Atijosan Oluwarantimi, Rischewski Dorothea, Simms Victoria, Kuper Hannah, Linganwa Bonaventure, Nuhi Assuman, Foster Allen, Lavy Chris
Department of Infectious and Tropical Diseases, London School of Hygiene & Tropical Medicine, London, United Kingdom.
PLoS One. 2008 Aug 6;3(7):e2851. doi: 10.1371/journal.pone.0002851.
Accurate information on the prevalence and causes of musculoskeletal impairment (MSI) is lacking in low income countries. We present a new survey methodology that is based on sound epidemiological principles and is linked to the World Health Organisation's International Classification of Functioning.
Clusters were selected with probability proportionate to size. Households were selected within clusters through compact segment sampling. 105 clusters of 80 people (all ages) were included. All participants were screened for MSI by a physiotherapist and medical assistant. Possible cases plus a random sample of 10% of non-MSI cases were examined further to ascertain diagnosis, aetiology, quality of life, and treatment needs.

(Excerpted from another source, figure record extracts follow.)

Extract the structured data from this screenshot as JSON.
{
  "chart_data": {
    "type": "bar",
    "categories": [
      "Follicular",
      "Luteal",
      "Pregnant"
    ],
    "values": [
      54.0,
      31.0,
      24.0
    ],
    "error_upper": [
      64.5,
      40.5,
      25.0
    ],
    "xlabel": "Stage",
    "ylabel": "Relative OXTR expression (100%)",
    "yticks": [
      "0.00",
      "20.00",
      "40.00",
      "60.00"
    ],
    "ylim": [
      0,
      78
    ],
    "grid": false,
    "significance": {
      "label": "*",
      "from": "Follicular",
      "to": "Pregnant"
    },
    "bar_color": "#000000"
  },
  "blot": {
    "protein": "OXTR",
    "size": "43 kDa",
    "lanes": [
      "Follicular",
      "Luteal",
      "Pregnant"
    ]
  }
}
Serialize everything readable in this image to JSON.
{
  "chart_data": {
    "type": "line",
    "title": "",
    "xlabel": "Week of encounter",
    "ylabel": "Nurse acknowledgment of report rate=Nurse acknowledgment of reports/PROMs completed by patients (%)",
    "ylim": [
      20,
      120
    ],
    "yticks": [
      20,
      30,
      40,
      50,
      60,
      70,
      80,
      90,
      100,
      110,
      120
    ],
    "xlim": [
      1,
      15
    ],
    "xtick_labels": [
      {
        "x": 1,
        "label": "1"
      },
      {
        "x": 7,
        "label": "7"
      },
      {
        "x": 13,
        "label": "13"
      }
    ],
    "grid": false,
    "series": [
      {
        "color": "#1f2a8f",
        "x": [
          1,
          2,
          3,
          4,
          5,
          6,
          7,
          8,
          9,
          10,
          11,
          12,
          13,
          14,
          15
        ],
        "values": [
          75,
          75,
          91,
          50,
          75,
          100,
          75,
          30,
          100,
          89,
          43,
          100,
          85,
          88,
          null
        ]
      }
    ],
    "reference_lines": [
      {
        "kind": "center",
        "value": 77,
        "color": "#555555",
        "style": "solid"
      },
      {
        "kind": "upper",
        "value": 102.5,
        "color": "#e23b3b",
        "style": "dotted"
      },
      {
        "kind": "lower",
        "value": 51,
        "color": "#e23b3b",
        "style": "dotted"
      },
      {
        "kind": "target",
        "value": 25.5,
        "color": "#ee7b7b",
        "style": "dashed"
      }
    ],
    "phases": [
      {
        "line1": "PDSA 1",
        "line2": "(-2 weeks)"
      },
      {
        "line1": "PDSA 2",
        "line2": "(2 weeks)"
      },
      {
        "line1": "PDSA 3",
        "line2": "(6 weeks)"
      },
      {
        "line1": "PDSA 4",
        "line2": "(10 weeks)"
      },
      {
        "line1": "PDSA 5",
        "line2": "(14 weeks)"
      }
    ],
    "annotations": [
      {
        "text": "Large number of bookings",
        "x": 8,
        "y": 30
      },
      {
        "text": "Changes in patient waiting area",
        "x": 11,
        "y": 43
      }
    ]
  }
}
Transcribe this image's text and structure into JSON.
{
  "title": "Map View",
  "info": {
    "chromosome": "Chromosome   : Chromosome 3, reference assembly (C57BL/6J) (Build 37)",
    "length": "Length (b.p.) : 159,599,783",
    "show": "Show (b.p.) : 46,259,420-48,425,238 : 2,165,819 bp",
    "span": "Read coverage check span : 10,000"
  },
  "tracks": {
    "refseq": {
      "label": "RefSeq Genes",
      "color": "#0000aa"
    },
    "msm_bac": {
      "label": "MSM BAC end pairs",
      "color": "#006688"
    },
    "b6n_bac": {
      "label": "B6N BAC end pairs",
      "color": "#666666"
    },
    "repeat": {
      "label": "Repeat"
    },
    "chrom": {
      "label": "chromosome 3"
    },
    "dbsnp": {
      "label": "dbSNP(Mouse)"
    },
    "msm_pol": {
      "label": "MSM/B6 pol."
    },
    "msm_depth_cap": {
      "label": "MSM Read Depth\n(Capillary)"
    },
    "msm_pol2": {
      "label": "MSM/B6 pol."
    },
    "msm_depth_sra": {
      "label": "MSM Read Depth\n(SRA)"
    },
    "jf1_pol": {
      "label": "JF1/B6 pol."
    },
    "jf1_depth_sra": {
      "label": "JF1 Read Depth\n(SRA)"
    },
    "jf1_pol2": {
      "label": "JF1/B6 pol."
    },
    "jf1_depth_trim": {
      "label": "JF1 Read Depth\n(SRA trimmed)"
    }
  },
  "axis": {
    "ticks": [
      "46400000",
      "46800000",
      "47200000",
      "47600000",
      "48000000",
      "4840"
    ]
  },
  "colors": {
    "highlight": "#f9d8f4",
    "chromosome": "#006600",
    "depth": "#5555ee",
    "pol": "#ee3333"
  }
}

6757 of 8368 enumerated individuals (80.8%) were screened. There were 352 cases, giving an overall prevalence for MSI of 5.2%. (95% CI 4.5-5.9) The prevalence of MSI increased with age and was similar in men and women. Extrapolating these estimates, there are approximately 488,000 MSI diagnoses in Rwanda. Only 8.2% of MSI cases were severe, while the majority were moderate (43.7%) or mild (46.3%). Diagnostic categories comprised 11.5% congenital, 31.3% trauma, 3.8% infection, 9.0% neurological, and 44.4% non-traumatic non infective acquired. The most common individual diagnoses were joint disease (13.3%), angular limb deformity (9.7%) and fracture mal- and non-union (7.2%). 96% of all cases required further treatment.
This survey demonstrates a large burden of MSI in Rwanda, which is mostly untreated. The survey methodology will be useful in other low income countries, to assist with planning services and monitoring trends.
低收入国家缺乏关于肌肉骨骼损伤(MSI)患病率及病因的确切信息。我们提出了一种基于合理流行病学原理且与世界卫生组织《国际功能、残疾和健康分类》相关联的新调查方法。
采用规模比例概率抽样法选取群组。通过紧凑分段抽样在群组内选取家庭。纳入了105个每组80人(各年龄段)的群组。所有参与者均由一名物理治疗师和一名医疗助理进行MSI筛查。对可能的病例以及10%非MSI病例的随机样本进行进一步检查,以确定诊断、病因、生活质量和治疗需求。
在8368名登记个体中,6757人(80.8%)接受了筛查。共发现352例病例,MSI总体患病率为5.2%。(95%可信区间4.5 - 5.9)MSI患病率随年龄增长而上升,男女患病率相似。根据这些估计进行推断,卢旺达约有48.8万例MSI诊断病例。MSI病例中只有8.2%为重度,而大多数为中度(43.7%)或轻度(46.3%)。诊断类别包括11.5%先天性、31.3%创伤性、3.8%感染性、9.0%神经性以及44.4%非创伤性非感染性后天性。最常见的个体诊断为关节疾病(13.3%)、肢体成角畸形(9.7%)以及骨折畸形愈合和不愈合(7.2%)。所有病例中有96%需要进一步治疗。
这项调查表明卢旺达MSI负担沉重,且大多未得到治疗。该调查方法将对其他低收入国家有用,有助于规划服务和监测趋势。